I’m not sure if you’re serious or actually under the impression that I haven’t considered that option.
In truth, the question of ending my own life is a daily consideration. I can’t believe most people don’t think about it every day. Unlike what many people think about doing so though, it is not some morose process for me but instead just a useful and legitimate accounting of where I stand relative to my own existence.
I don’t enjoy being alive relative to nothingness and never have. When I compare my state of being prior to being born (which was nothingness) to my current state (which is sensorium), I genuinely choose nothingness. It was just so much simpler and elegant.
But the problem is that some narcissist summoned me from my former state into being. That colossal act of selfishness and stupidity has given me this life that I (not them) must now figure out what to do with. In this way, I view giving life to someone as analogous to giving them a really shitty used car, one that they will have to spend a ton of time and resources on to ultimately end up getting very little actual use from.

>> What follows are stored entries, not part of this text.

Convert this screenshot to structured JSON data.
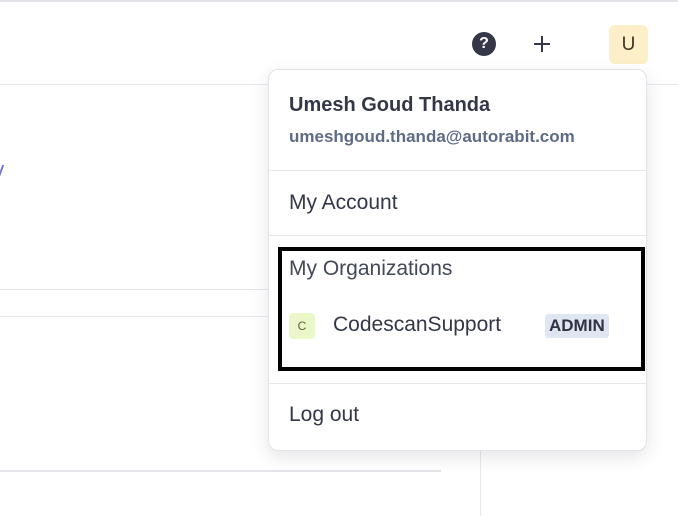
{
  "header": {
    "help_icon": "help-circle-icon",
    "help_glyph": "?",
    "add_icon": "plus-icon",
    "avatar_initial": "U"
  },
  "user_menu": {
    "name": "Umesh Goud Thanda",
    "email": "umeshgoud.thanda@autorabit.com",
    "my_account_label": "My Account",
    "organizations": {
      "heading": "My Organizations",
      "items": [
        {
          "initial": "C",
          "name": "CodescanSupport",
          "role": "ADMIN"
        }
      ]
    },
    "logout_label": "Log out"
  },
  "colors": {
    "avatar_bg": "#fdf0c9",
    "org_icon_bg": "#eaf7c8",
    "role_badge_bg": "#dfe6f1",
    "highlight_border": "#000000"
  }
}
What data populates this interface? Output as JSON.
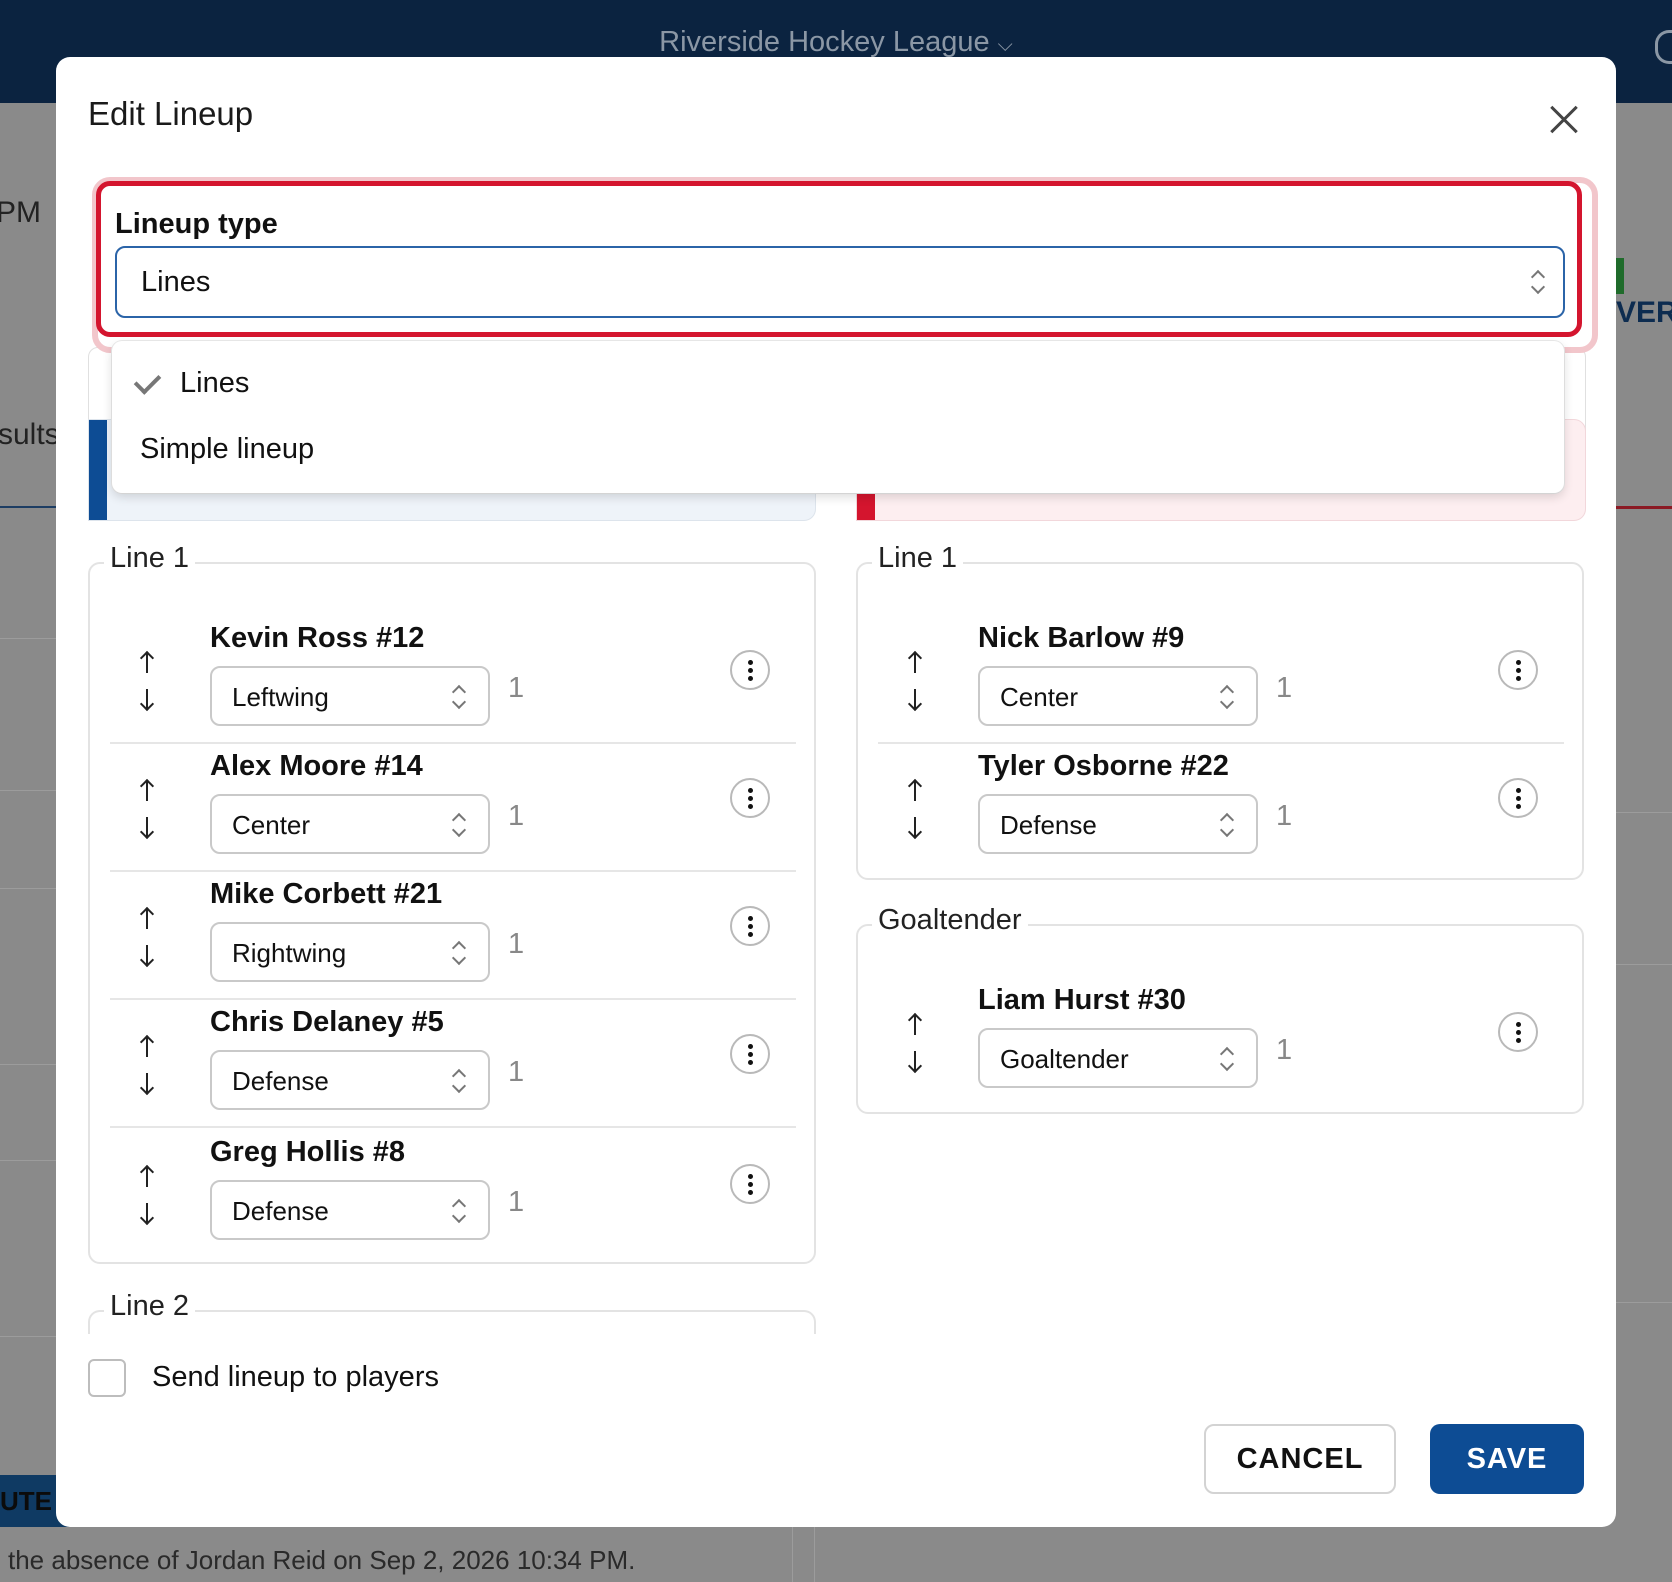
{
  "background": {
    "league_title": "Riverside Hockey League",
    "left_fragment_time": "PM",
    "left_fragment_results": "sults",
    "left_fragment_badge": "UTE S",
    "right_fragment": "VER",
    "footer_note": "the absence of Jordan Reid on Sep 2, 2026 10:34 PM."
  },
  "modal": {
    "title": "Edit Lineup",
    "lineup_type": {
      "label": "Lineup type",
      "selected": "Lines",
      "options": [
        {
          "label": "Lines",
          "checked": true
        },
        {
          "label": "Simple lineup",
          "checked": false
        }
      ]
    },
    "left_team": {
      "groups": [
        {
          "legend": "Line 1",
          "players": [
            {
              "name": "Kevin Ross #12",
              "position": "Leftwing",
              "line": "1"
            },
            {
              "name": "Alex Moore #14",
              "position": "Center",
              "line": "1"
            },
            {
              "name": "Mike Corbett #21",
              "position": "Rightwing",
              "line": "1"
            },
            {
              "name": "Chris Delaney #5",
              "position": "Defense",
              "line": "1"
            },
            {
              "name": "Greg Hollis #8",
              "position": "Defense",
              "line": "1"
            }
          ]
        },
        {
          "legend": "Line 2",
          "players": []
        }
      ]
    },
    "right_team": {
      "groups": [
        {
          "legend": "Line 1",
          "players": [
            {
              "name": "Nick Barlow #9",
              "position": "Center",
              "line": "1"
            },
            {
              "name": "Tyler Osborne #22",
              "position": "Defense",
              "line": "1"
            }
          ]
        },
        {
          "legend": "Goaltender",
          "players": [
            {
              "name": "Liam Hurst #30",
              "position": "Goaltender",
              "line": "1"
            }
          ]
        }
      ]
    },
    "send_lineup_label": "Send lineup to players",
    "send_lineup_checked": false,
    "cancel_label": "CANCEL",
    "save_label": "SAVE"
  },
  "colors": {
    "header_bg": "#0b2340",
    "focus_red": "#d4152e",
    "primary_blue": "#0d4c94",
    "home_stripe": "#0d4c94",
    "away_stripe": "#d4152e"
  }
}
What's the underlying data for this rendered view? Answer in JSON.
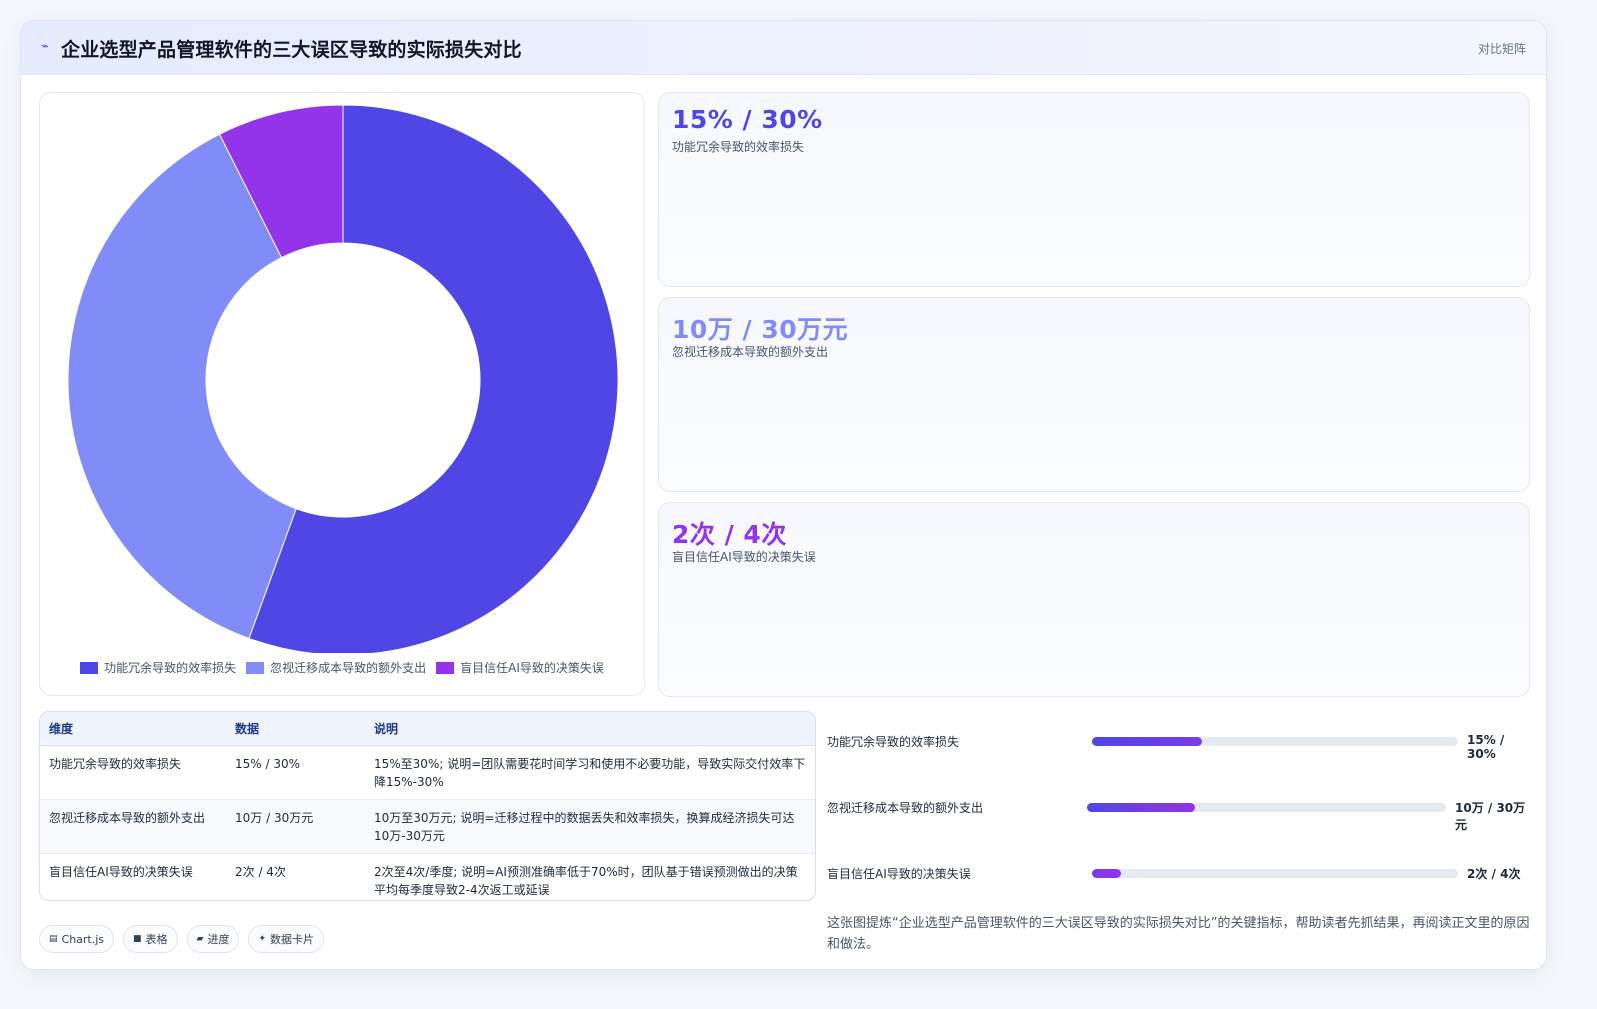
{
  "header": {
    "icon": "bolt-icon",
    "title": "企业选型产品管理软件的三大误区导致的实际损失对比",
    "tag": "对比矩阵"
  },
  "colors": {
    "series1": "#4f46e5",
    "series2": "#818cf8",
    "series3": "#9333ea"
  },
  "chart_data": {
    "type": "pie",
    "variant": "doughnut",
    "categories": [
      "功能冗余导致的效率损失",
      "忽视迁移成本导致的额外支出",
      "盲目信任AI导致的决策失误"
    ],
    "values": [
      15,
      10,
      2
    ],
    "legend_position": "bottom"
  },
  "kpis": [
    {
      "value": "15% / 30%",
      "label": "功能冗余导致的效率损失"
    },
    {
      "value": "10万 / 30万元",
      "label": "忽视迁移成本导致的额外支出"
    },
    {
      "value": "2次 / 4次",
      "label": "盲目信任AI导致的决策失误"
    }
  ],
  "table": {
    "headers": [
      "维度",
      "数据",
      "说明"
    ],
    "rows": [
      [
        "功能冗余导致的效率损失",
        "15% / 30%",
        "15%至30%; 说明=团队需要花时间学习和使用不必要功能，导致实际交付效率下降15%-30%"
      ],
      [
        "忽视迁移成本导致的额外支出",
        "10万 / 30万元",
        "10万至30万元; 说明=迁移过程中的数据丢失和效率损失，换算成经济损失可达10万-30万元"
      ],
      [
        "盲目信任AI导致的决策失误",
        "2次 / 4次",
        "2次至4次/季度; 说明=AI预测准确率低于70%时，团队基于错误预测做出的决策平均每季度导致2-4次返工或延误"
      ]
    ]
  },
  "chips": [
    {
      "icon": "chart-icon",
      "glyph": "▤",
      "label": "Chart.js"
    },
    {
      "icon": "table-icon",
      "glyph": "■",
      "label": "表格"
    },
    {
      "icon": "progress-icon",
      "glyph": "▰",
      "label": "进度"
    },
    {
      "icon": "sparkle-icon",
      "glyph": "✦",
      "label": "数据卡片"
    }
  ],
  "progress": [
    {
      "label": "功能冗余导致的效率损失",
      "value": "15% / 30%",
      "fraction": 0.3
    },
    {
      "label": "忽视迁移成本导致的额外支出",
      "value": "10万 / 30万元",
      "fraction": 0.3
    },
    {
      "label": "盲目信任AI导致的决策失误",
      "value": "2次 / 4次",
      "fraction": 0.08
    }
  ],
  "note": "这张图提炼“企业选型产品管理软件的三大误区导致的实际损失对比”的关键指标，帮助读者先抓结果，再阅读正文里的原因和做法。"
}
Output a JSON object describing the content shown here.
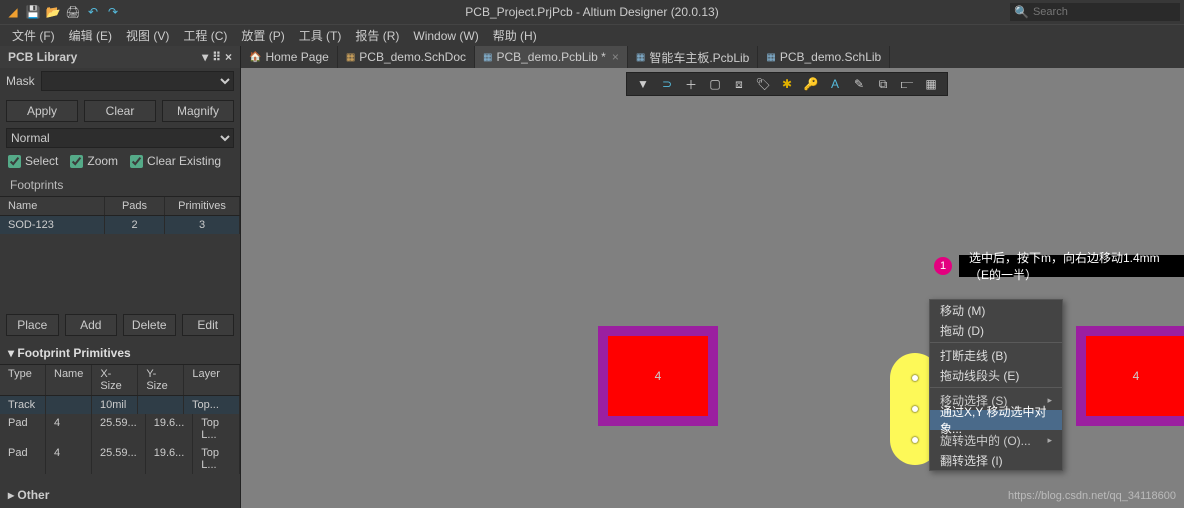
{
  "title": "PCB_Project.PrjPcb - Altium Designer (20.0.13)",
  "search_placeholder": "Search",
  "menus": [
    "文件 (F)",
    "编辑 (E)",
    "视图 (V)",
    "工程 (C)",
    "放置 (P)",
    "工具 (T)",
    "报告 (R)",
    "Window (W)",
    "帮助 (H)"
  ],
  "panel": {
    "title": "PCB Library",
    "mask_label": "Mask",
    "apply": "Apply",
    "clear": "Clear",
    "magnify": "Magnify",
    "mode": "Normal",
    "chk_select": "Select",
    "chk_zoom": "Zoom",
    "chk_clear": "Clear Existing",
    "footprints_label": "Footprints",
    "fp_headers": {
      "name": "Name",
      "pads": "Pads",
      "prims": "Primitives"
    },
    "fp_row": {
      "name": "SOD-123",
      "pads": "2",
      "prims": "3"
    },
    "place": "Place",
    "add": "Add",
    "delete": "Delete",
    "edit": "Edit",
    "primitives_title": "Footprint Primitives",
    "pr_headers": {
      "type": "Type",
      "name": "Name",
      "xsize": "X-Size",
      "ysize": "Y-Size",
      "layer": "Layer"
    },
    "pr_rows": [
      {
        "type": "Track",
        "name": "",
        "xsize": "10mil",
        "ysize": "",
        "layer": "Top..."
      },
      {
        "type": "Pad",
        "name": "4",
        "xsize": "25.59...",
        "ysize": "19.6...",
        "layer": "Top L..."
      },
      {
        "type": "Pad",
        "name": "4",
        "xsize": "25.59...",
        "ysize": "19.6...",
        "layer": "Top L..."
      }
    ],
    "other": "Other"
  },
  "tabs": [
    {
      "icon": "🏠",
      "label": "Home Page"
    },
    {
      "icon": "📄",
      "label": "PCB_demo.SchDoc"
    },
    {
      "icon": "📄",
      "label": "PCB_demo.PcbLib *",
      "active": true,
      "close": true
    },
    {
      "icon": "📄",
      "label": "智能车主板.PcbLib"
    },
    {
      "icon": "📄",
      "label": "PCB_demo.SchLib"
    }
  ],
  "pad_label": "4",
  "annotation": {
    "badge": "1",
    "text": "选中后，按下m，向右边移动1.4mm（E的一半）"
  },
  "context_menu": [
    {
      "label": "移动 (M)"
    },
    {
      "label": "拖动 (D)"
    },
    {
      "sep": true
    },
    {
      "label": "打断走线 (B)"
    },
    {
      "label": "拖动线段头 (E)"
    },
    {
      "sep": true
    },
    {
      "label": "移动选择 (S)",
      "arrow": true
    },
    {
      "label": "通过X,Y 移动选中对象...",
      "sel": true
    },
    {
      "label": "旋转选中的 (O)...",
      "arrow": true
    },
    {
      "label": "翻转选择 (I)"
    }
  ],
  "watermark": "https://blog.csdn.net/qq_34118600"
}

So why don’t I kill myself? The answer is I will, eventually. But first I’m going to extract every useful bit out of it for my own benefit. That won’t compensate for the resources that it will take to do so, but it will make the best of a shitty situation. Then, one day when I can’t take care of myself, I can die with the knowledge that it all was truly pointless and pat myself on the back for not imposing such nonsense on another hapless soul.